The Virginia Department of Education has moved to change the way that schools handle students who say that they are transgender.
The Department released the new model policies on Friday, which focus heavily on parental rights.
The new guide, developed by Gov. Glenn Youngkin’s administration, says that students shall use bathrooms and play on sports teams that correspond to their biological sex, except to the extent that federal law otherwise requires.
The policies are sharply different than the 2021 guidance issued by Democratic Governor Ralph Northam’s administration and pointedly says so in the opening.
“The 2021 Model Policies promoted a specific viewpoint aimed at achieving cultural and social transformation in schools,” the guide states. “The 2021 Model Policies also disregarded the rights of parents and ignored other legal and constitutional principles that significantly impact how schools educate students, including transgender students. With the publication of these 2022 Model Policies on the Privacy, Dignity, and Respect for All Students and Parents in Virginia’s Public Schools (the ‘2022 Model Policies’), the Department hereby withdraws the 2021 Model Policies, which shall have no further force and effect.”
The 2021 guide said that schools should allow students to decide which names and pronouns were used in school and should use bathrooms and facilities that match their “gender identity.”
Decisions about informing parents about students who say that they are transgender, according to the old standard, were to be decided on a “case-by-case” basis.
The new guidance asserts that “parents are in the best position to work with their children and, where appropriate, their children’s health care providers to determine (a) what names, nicknames, and/or pronouns, if any, shall be used for their child by teachers and school staff while their child is at school, (b) whether their child engages in any counseling or social transition at school that encourages a gender that differs from their child’s sex, or (c) whether their child expresses a gender that differs with their child’s sex while at school.”
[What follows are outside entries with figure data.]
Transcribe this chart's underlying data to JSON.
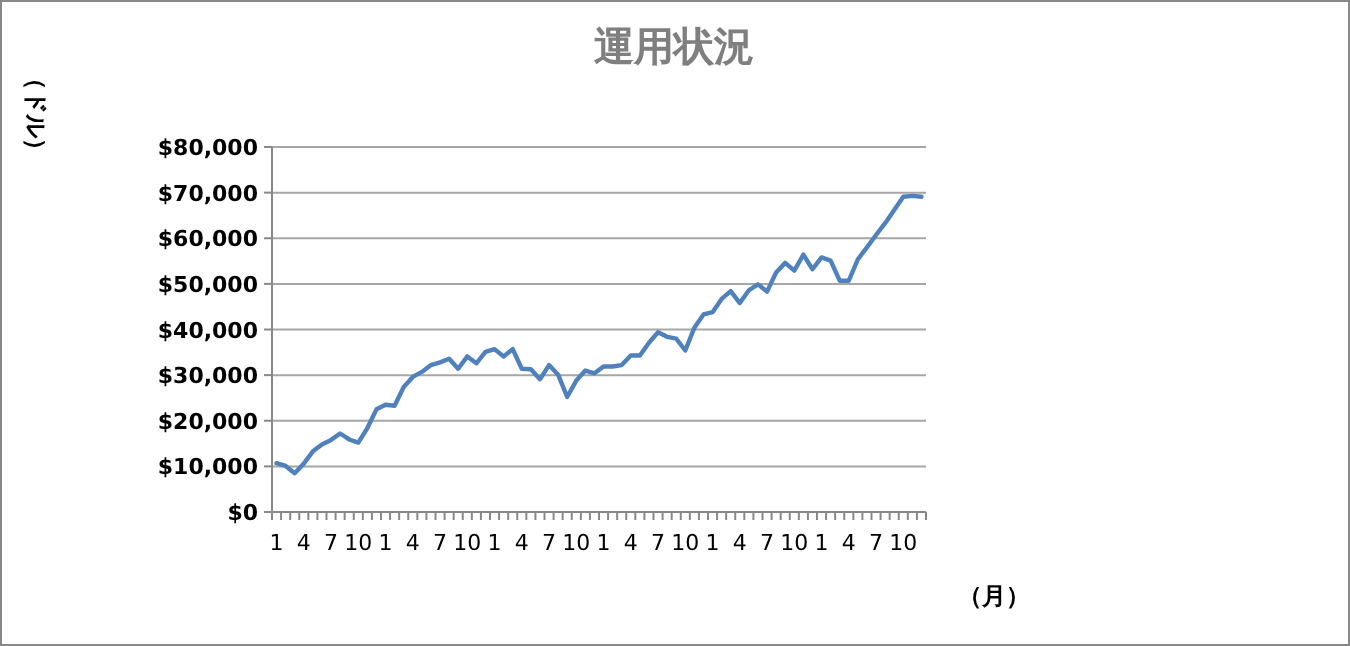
{
  "chart_data": {
    "type": "line",
    "title": "運用状況",
    "ylabel": "（ドル）",
    "xlabel": "（月）",
    "categories": [
      "1",
      null,
      null,
      "4",
      null,
      null,
      "7",
      null,
      null,
      "10",
      null,
      null,
      "1",
      null,
      null,
      "4",
      null,
      null,
      "7",
      null,
      null,
      "10",
      null,
      null,
      "1",
      null,
      null,
      "4",
      null,
      null,
      "7",
      null,
      null,
      "10",
      null,
      null,
      "1",
      null,
      null,
      "4",
      null,
      null,
      "7",
      null,
      null,
      "10",
      null,
      null,
      "1",
      null,
      null,
      "4",
      null,
      null,
      "7",
      null,
      null,
      "10",
      null,
      null,
      "1",
      null,
      null,
      "4",
      null,
      null,
      "7",
      null,
      null,
      "10",
      null,
      null
    ],
    "series": [
      {
        "color": "#4f81bd",
        "values": [
          10700,
          10100,
          8500,
          10600,
          13300,
          14800,
          15800,
          17200,
          15900,
          15200,
          18400,
          22500,
          23500,
          23300,
          27400,
          29600,
          30700,
          32200,
          32800,
          33600,
          31400,
          34100,
          32600,
          35100,
          35700,
          34100,
          35700,
          31400,
          31300,
          29100,
          32200,
          30100,
          25200,
          28800,
          31000,
          30400,
          31900,
          31900,
          32200,
          34300,
          34300,
          37100,
          39400,
          38400,
          38000,
          35400,
          40400,
          43300,
          43800,
          46700,
          48400,
          45800,
          48600,
          49900,
          48300,
          52500,
          54600,
          52900,
          56400,
          53200,
          55800,
          55100,
          50700,
          50700,
          55400,
          58000,
          60700,
          63300,
          66200,
          69100,
          69300,
          69100
        ]
      }
    ],
    "ylim": [
      0,
      80000
    ],
    "yticks": [
      {
        "value": 0,
        "label": "$0"
      },
      {
        "value": 10000,
        "label": "$10,000"
      },
      {
        "value": 20000,
        "label": "$20,000"
      },
      {
        "value": 30000,
        "label": "$30,000"
      },
      {
        "value": 40000,
        "label": "$40,000"
      },
      {
        "value": 50000,
        "label": "$50,000"
      },
      {
        "value": 60000,
        "label": "$60,000"
      },
      {
        "value": 70000,
        "label": "$70,000"
      },
      {
        "value": 80000,
        "label": "$80,000"
      }
    ],
    "grid": "y",
    "marker": "none",
    "line_style": "solid"
  }
}
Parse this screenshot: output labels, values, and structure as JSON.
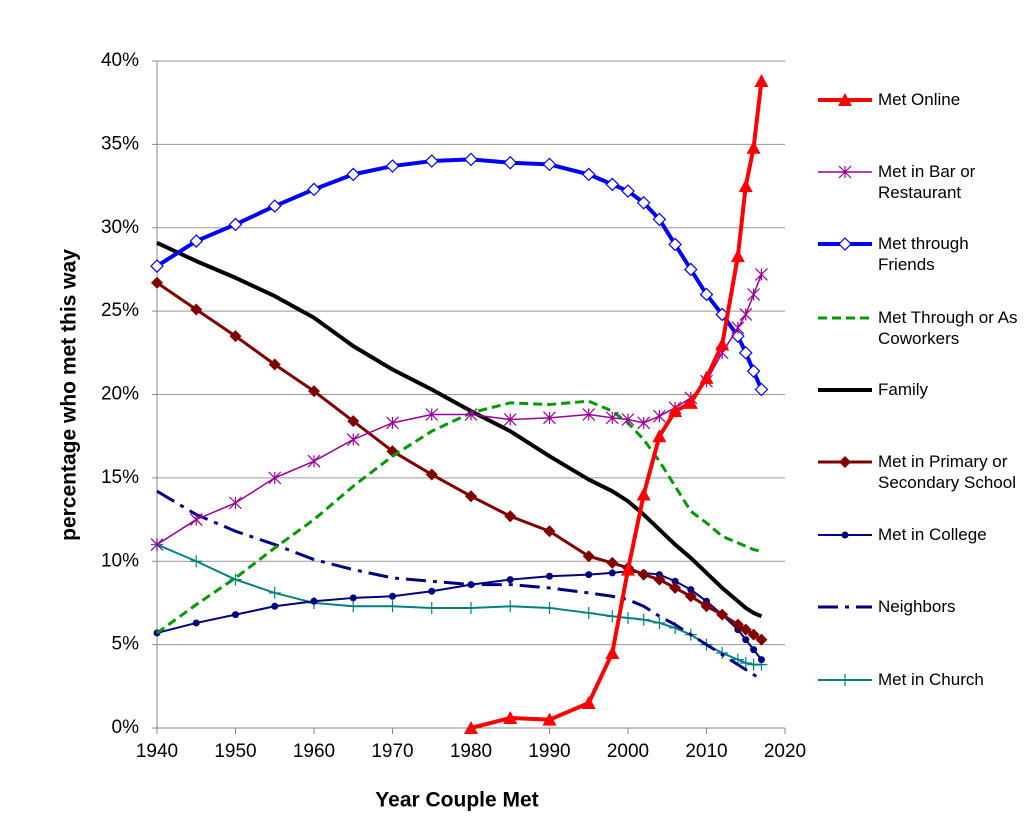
{
  "chart_data": {
    "type": "line",
    "xlabel": "Year Couple Met",
    "ylabel": "percentage who met this way",
    "x": [
      1940,
      1945,
      1950,
      1955,
      1960,
      1965,
      1970,
      1975,
      1980,
      1985,
      1990,
      1995,
      1998,
      2000,
      2002,
      2004,
      2006,
      2008,
      2010,
      2012,
      2014,
      2015,
      2016,
      2017
    ],
    "xlim": [
      1940,
      2020
    ],
    "xticks": [
      1940,
      1950,
      1960,
      1970,
      1980,
      1990,
      2000,
      2010,
      2020
    ],
    "ylim": [
      0,
      40
    ],
    "yticks": [
      {
        "value": 0,
        "label": "0%"
      },
      {
        "value": 5,
        "label": "5%"
      },
      {
        "value": 10,
        "label": "10%"
      },
      {
        "value": 15,
        "label": "15%"
      },
      {
        "value": 20,
        "label": "20%"
      },
      {
        "value": 25,
        "label": "25%"
      },
      {
        "value": 30,
        "label": "30%"
      },
      {
        "value": 35,
        "label": "35%"
      },
      {
        "value": 40,
        "label": "40%"
      }
    ],
    "grid": true,
    "legend": "right",
    "series": [
      {
        "name": "Met Online",
        "color": "#ff0000",
        "marker": "triangle",
        "dash": "solid",
        "line_width": 4,
        "values": [
          null,
          null,
          null,
          null,
          null,
          null,
          null,
          null,
          0,
          0.6,
          0.5,
          1.5,
          4.5,
          9.5,
          14,
          17.5,
          19,
          19.5,
          21,
          23,
          28.3,
          32.5,
          34.8,
          38.8
        ]
      },
      {
        "name": "Met in Bar or Restaurant",
        "color": "#990099",
        "marker": "asterisk",
        "dash": "solid",
        "line_width": 1.5,
        "values": [
          11,
          12.5,
          13.5,
          15,
          16,
          17.3,
          18.3,
          18.8,
          18.8,
          18.5,
          18.6,
          18.8,
          18.6,
          18.5,
          18.3,
          18.7,
          19.2,
          19.8,
          20.8,
          22.5,
          24,
          24.8,
          26,
          27.2
        ]
      },
      {
        "name": "Met through Friends",
        "color": "#0000ff",
        "marker": "diamond-open",
        "dash": "solid",
        "line_width": 4,
        "values": [
          27.7,
          29.2,
          30.2,
          31.3,
          32.3,
          33.2,
          33.7,
          34,
          34.1,
          33.9,
          33.8,
          33.2,
          32.6,
          32.2,
          31.5,
          30.5,
          29,
          27.5,
          26,
          24.8,
          23.5,
          22.5,
          21.4,
          20.3
        ]
      },
      {
        "name": "Met Through or As Coworkers",
        "color": "#009900",
        "marker": "none",
        "dash": "dashed",
        "line_width": 3,
        "values": [
          5.7,
          7.4,
          9,
          10.8,
          12.5,
          14.5,
          16.3,
          17.8,
          18.9,
          19.5,
          19.4,
          19.6,
          19,
          18.3,
          17.3,
          16,
          14.5,
          13,
          12.3,
          11.5,
          11.1,
          10.9,
          10.7,
          10.6
        ]
      },
      {
        "name": "Family",
        "color": "#000000",
        "marker": "none",
        "dash": "solid",
        "line_width": 4,
        "values": [
          29.1,
          28,
          27,
          25.9,
          24.6,
          22.9,
          21.5,
          20.3,
          19,
          17.8,
          16.3,
          14.9,
          14.2,
          13.6,
          12.8,
          11.9,
          11,
          10.2,
          9.3,
          8.4,
          7.6,
          7.2,
          6.9,
          6.7
        ]
      },
      {
        "name": "Met in Primary or Secondary School",
        "color": "#800000",
        "marker": "diamond",
        "dash": "solid",
        "line_width": 3,
        "values": [
          26.7,
          25.1,
          23.5,
          21.8,
          20.2,
          18.4,
          16.6,
          15.2,
          13.9,
          12.7,
          11.8,
          10.3,
          9.9,
          9.6,
          9.2,
          8.9,
          8.4,
          7.9,
          7.3,
          6.8,
          6.2,
          5.9,
          5.6,
          5.3
        ]
      },
      {
        "name": "Met in College",
        "color": "#000080",
        "marker": "circle",
        "dash": "solid",
        "line_width": 2,
        "values": [
          5.7,
          6.3,
          6.8,
          7.3,
          7.6,
          7.8,
          7.9,
          8.2,
          8.6,
          8.9,
          9.1,
          9.2,
          9.3,
          9.4,
          9.3,
          9.2,
          8.8,
          8.3,
          7.6,
          6.8,
          5.9,
          5.3,
          4.7,
          4.1
        ]
      },
      {
        "name": "Neighbors",
        "color": "#000080",
        "marker": "none",
        "dash": "dashdot",
        "line_width": 3,
        "values": [
          14.2,
          12.8,
          11.8,
          11,
          10.1,
          9.5,
          9,
          8.8,
          8.6,
          8.6,
          8.4,
          8.1,
          7.9,
          7.7,
          7.3,
          6.7,
          6.2,
          5.6,
          5,
          4.4,
          3.8,
          3.5,
          3.2,
          2.9
        ]
      },
      {
        "name": "Met in Church",
        "color": "#008080",
        "marker": "plus",
        "dash": "solid",
        "line_width": 2,
        "values": [
          11,
          10,
          8.9,
          8.1,
          7.5,
          7.3,
          7.3,
          7.2,
          7.2,
          7.3,
          7.2,
          6.9,
          6.7,
          6.6,
          6.5,
          6.3,
          6,
          5.6,
          5,
          4.5,
          4.1,
          3.9,
          3.8,
          3.8
        ]
      }
    ]
  }
}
According to the guidance, schools should “attempt to accommodate students with distinctive needs, including any student with a persistent and sincere belief that his or her gender differs from his or her sex,” and work with parents to offer “reasonable accommodations or modifications,” including single person bathrooms and facilities that are accessible to all students.
A 30-day public comment period about the guide will open up later this month. After that, school boards must adopt policies that are “consistent with” what has been laid out by the department.
The Virginia Senate Democratic Caucus issued a statement condemning the changes.
“The actions by Youngkin’s Department of Education are an outright violation of Virginians’ civil rights, and perpetuate the national MAGA playbook of obliterating any inference of diversity, equity, or inclusion in our communities,” the statement said. “This move is yet another iteration of the Governor’s lack of empathy and proof of how out-of-touch he and Virginia Republicans are with everyday Virginians.”
The statement concluded by saying, “despite Governor Youngkin’s political gamesmanship in his quest to compete with the cruel policies of Ron DeSantis and to divert attention from the issues at hand around abortion, we will continue to work collaboratively with our families and schools to assure that all students are safe in their schools.”
Meanwhile, conservative groups have applauded the effort.
“We are thrilled to see Governor Youngkin leading our schools toward respecting the privacy and dignity of all students and the preeminent role of parents in the lives of their children,” Victoria Cobb, president of The Family Foundation, told NBC News.